Konzerne mit Luxusproblem
Die könnte aber schon bald der Vergangenheit angehören. Denn genau betrachtet sind viele der IT-Giganten – nicht nur Apple, sondern auch Microsoft oder Google – derzeit für Anleger so attraktiv wie lange nicht mehr. Gut möglich, dass ihre Aktien vor einer Renaissance stehen. Denn nicht nur bei Apple machen enttäuschte Aktionäre derzeit Druck aufs Management. Auch bei Microsoft, Dell, HP oder Cisco bricht sich die Unzufriedenheit der Anleger mit den Aktienkursen Bahn. Der Kernvorwurf: Die Konzernmanager sähen der – oft schon seit Jahren – anhaltenden Kursflaute tatenlos zu, horteten unsinnigerweise Milliardenberge in Steueroasen wie den Cayman Islands und ruhten sich auf den Erfolgen der Vergangenheit aus.
Richtig ist: Viele der großen IT-Konzerne haben ein Luxusproblem. Sie haben hoch profitable Geschäftsmodelle, die sich in enormen Mittelzuflüssen (Cash-Flows) manifestieren. Die Technologie ist weitgehend ausgereift, investieren müssen sie nur noch einen Bruchteil dessen, was sie regelmäßig verdienen. Auch die anhaltende Schuldenkrise trifft die meisten Unternehmen kaum. Ihre Kunden sparen anderswo – nicht aber an der IT.
Auf die Dauer bleibt so bei den IT-Firmen dermaßen viel Geld hängen, dass deren Manager gar nicht mehr wissen, wohin damit, sagen die Kritiker. Sie fordern immer energischer höhere Dividenden.
Für Großanleger attraktiv
Und die Konzernchefs dürften sich dem Druck schon bald beugen, um die Talfahrt der Aktien zu stoppen. Das macht die – an der Börse derzeit extrem niedrig bewerteten – IT-Giganten attraktiv. Besonders für Großanleger, die auf regelmäßige Ausschüttungen angewiesen sind, beispielsweise Pensionsfonds. Schon jetzt bieten einige Tech-Aktien höhere Dividendenrenditen als die Aktien aus klassischerweise freigiebigen Branchen, wie etwa Konsumgüter, Auto, Chemie oder Energie. Und die Tech-Firmen können sich ohne Weiteres noch weit üppigere Dividenden erlauben.
Hinzu kommt: Die Konzerne dürften ihre immense Finanzkraft bald auch wieder vermehrt für Firmenkäufe einsetzen. Das bietet Anlegern Chancen mit Aktien kleinerer Spezialisten, die ins Visier der cash-strotzenden Großen geraten könnten.

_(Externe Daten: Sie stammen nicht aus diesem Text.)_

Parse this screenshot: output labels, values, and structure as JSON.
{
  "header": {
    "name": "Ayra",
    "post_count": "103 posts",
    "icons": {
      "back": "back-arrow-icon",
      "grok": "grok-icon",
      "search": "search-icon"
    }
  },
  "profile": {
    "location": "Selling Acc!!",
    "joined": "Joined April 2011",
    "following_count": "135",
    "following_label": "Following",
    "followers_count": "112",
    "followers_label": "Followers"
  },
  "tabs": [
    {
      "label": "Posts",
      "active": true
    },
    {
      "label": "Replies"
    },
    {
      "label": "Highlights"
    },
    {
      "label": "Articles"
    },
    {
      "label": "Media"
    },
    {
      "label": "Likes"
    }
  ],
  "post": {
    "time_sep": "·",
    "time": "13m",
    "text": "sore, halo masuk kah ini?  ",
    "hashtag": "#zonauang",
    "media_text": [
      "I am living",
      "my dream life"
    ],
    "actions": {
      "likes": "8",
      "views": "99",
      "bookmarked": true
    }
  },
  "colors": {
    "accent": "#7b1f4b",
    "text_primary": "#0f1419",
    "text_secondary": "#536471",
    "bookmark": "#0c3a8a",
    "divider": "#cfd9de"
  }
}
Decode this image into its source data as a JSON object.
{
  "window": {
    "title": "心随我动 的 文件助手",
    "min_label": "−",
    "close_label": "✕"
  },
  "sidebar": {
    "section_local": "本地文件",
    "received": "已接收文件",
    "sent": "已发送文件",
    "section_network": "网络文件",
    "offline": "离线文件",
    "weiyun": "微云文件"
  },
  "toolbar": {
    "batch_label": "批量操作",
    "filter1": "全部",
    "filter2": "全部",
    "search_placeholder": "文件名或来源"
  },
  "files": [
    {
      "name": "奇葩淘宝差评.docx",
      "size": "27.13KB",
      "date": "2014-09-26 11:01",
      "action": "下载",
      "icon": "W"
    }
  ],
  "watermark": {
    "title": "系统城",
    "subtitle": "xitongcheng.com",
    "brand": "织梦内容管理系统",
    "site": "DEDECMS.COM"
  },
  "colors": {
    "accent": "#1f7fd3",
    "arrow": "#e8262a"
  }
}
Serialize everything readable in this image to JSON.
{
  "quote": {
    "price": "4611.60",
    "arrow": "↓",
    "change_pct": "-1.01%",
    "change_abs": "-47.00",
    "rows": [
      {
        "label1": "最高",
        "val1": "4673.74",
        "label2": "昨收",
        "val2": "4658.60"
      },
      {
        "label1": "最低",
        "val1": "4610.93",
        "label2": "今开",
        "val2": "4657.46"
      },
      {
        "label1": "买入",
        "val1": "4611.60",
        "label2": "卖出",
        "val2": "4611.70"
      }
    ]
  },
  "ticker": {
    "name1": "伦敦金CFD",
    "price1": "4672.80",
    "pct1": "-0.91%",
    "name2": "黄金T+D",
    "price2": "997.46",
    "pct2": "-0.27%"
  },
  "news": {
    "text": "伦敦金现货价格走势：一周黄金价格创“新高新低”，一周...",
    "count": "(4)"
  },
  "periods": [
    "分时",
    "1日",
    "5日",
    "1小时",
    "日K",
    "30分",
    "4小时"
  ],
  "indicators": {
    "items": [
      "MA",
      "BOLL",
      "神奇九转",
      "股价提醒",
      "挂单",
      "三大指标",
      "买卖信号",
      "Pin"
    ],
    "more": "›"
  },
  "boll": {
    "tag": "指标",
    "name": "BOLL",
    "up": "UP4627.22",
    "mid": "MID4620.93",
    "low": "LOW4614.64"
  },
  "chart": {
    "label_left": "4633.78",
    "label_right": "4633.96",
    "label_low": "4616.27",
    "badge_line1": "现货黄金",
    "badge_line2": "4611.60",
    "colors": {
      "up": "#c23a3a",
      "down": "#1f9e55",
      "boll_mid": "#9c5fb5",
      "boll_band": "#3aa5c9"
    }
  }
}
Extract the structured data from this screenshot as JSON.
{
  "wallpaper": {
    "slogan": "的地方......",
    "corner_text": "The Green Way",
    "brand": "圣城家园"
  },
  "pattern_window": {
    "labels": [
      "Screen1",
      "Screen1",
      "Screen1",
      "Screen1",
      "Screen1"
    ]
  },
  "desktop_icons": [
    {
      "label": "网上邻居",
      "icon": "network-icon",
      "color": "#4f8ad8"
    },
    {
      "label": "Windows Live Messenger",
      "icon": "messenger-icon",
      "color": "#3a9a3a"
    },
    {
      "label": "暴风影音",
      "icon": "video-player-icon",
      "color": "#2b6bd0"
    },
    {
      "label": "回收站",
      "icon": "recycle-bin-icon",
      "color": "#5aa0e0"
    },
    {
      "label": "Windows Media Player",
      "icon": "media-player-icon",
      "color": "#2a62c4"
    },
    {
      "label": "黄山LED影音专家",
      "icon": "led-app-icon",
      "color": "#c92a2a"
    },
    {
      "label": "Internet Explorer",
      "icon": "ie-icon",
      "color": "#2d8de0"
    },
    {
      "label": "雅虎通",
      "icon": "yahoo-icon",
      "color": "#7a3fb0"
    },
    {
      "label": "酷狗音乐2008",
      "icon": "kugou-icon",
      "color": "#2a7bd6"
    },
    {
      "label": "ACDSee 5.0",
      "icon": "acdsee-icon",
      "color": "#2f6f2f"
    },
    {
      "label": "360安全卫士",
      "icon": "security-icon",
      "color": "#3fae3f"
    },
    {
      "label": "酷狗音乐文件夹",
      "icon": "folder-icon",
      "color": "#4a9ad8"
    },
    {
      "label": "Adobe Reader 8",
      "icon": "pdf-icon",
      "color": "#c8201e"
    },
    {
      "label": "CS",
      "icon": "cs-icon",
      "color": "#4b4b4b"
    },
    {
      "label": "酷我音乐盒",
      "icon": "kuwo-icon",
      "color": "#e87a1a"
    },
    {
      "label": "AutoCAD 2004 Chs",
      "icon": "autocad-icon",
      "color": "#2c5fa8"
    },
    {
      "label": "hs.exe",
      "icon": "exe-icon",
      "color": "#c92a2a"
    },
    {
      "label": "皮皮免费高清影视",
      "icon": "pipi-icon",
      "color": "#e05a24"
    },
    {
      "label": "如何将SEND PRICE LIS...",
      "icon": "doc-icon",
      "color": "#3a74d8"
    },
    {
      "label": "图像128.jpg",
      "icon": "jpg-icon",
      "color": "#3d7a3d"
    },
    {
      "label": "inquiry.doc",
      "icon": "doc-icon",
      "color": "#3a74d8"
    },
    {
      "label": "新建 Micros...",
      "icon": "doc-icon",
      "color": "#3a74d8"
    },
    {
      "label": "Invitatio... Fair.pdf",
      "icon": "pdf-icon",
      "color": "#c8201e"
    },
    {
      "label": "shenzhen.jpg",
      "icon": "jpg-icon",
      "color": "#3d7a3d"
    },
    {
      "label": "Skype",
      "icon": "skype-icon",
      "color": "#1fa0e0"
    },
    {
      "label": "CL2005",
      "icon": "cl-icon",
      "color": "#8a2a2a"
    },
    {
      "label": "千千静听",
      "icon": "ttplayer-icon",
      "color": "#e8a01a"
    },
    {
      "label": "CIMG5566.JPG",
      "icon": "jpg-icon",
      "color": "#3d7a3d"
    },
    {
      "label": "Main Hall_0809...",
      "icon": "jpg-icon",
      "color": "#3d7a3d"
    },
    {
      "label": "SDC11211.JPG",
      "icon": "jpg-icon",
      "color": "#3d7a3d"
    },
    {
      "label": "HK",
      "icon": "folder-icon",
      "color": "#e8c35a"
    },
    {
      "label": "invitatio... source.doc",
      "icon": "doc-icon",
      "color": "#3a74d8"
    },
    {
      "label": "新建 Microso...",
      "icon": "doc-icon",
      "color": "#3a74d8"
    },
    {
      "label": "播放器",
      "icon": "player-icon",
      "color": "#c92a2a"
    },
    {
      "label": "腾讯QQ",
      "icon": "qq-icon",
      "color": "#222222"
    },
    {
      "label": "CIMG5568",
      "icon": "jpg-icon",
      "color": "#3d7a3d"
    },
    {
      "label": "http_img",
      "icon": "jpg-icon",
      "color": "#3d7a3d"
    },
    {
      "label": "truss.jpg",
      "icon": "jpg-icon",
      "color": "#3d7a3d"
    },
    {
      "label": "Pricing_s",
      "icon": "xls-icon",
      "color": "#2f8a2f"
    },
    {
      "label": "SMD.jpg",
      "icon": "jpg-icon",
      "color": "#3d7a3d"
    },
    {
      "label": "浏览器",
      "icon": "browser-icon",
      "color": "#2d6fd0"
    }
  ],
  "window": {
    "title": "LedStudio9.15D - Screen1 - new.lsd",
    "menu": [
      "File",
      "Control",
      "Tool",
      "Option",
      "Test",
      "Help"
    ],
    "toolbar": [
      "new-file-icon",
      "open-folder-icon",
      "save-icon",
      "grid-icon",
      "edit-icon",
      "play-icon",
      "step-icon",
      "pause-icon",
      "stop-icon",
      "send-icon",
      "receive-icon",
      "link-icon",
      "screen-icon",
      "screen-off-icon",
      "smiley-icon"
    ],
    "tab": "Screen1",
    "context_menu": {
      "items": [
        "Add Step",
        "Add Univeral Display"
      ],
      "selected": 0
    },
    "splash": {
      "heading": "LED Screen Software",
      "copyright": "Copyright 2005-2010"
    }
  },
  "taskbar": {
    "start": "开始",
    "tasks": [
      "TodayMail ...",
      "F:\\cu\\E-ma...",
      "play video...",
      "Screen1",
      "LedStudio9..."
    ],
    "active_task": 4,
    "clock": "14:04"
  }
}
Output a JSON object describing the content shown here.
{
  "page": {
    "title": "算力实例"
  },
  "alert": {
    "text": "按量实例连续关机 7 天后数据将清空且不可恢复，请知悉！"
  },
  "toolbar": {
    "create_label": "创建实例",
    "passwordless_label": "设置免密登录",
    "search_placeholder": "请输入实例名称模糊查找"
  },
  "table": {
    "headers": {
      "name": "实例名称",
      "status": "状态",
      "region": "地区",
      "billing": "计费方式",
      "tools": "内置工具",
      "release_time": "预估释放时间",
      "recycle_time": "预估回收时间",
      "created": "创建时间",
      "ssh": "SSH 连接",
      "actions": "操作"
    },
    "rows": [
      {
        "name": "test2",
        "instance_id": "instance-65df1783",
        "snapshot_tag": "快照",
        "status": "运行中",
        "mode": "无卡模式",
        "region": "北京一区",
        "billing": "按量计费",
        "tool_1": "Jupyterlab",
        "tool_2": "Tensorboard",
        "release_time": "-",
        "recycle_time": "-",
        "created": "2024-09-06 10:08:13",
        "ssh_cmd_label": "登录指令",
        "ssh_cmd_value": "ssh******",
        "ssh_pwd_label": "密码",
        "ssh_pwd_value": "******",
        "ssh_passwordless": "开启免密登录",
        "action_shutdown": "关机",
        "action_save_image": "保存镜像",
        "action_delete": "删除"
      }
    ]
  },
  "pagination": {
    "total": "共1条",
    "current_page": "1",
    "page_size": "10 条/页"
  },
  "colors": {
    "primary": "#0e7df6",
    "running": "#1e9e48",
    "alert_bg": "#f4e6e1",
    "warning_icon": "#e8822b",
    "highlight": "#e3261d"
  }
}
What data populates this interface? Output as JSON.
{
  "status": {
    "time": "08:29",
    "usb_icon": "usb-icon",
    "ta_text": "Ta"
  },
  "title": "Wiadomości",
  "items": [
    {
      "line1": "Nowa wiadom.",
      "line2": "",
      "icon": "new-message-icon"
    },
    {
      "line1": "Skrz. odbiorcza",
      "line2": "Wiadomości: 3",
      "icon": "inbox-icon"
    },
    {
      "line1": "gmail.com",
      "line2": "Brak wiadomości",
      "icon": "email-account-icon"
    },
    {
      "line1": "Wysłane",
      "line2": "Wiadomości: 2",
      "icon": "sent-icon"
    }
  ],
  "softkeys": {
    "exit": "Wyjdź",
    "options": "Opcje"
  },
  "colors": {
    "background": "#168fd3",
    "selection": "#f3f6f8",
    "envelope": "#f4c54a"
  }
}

Allein Apple hat rund 137 Milliarden Dollar an Barmitteln angesammelt. Alle drei Monate kommen derzeit rund 16 Milliarden Dollar hinzu. Damit schwimmt der Technologiekonzern geradezu in Geld. Zum Vergleich: Der Ölmulti ExxonMobil, mit einem Börsenwert von knapp 400 Milliarden Dollar derzeit fast so teuer wie Apple, hortet netto (liquide Mittel nach Abzug aller Schulden) überhaupt kein Cash.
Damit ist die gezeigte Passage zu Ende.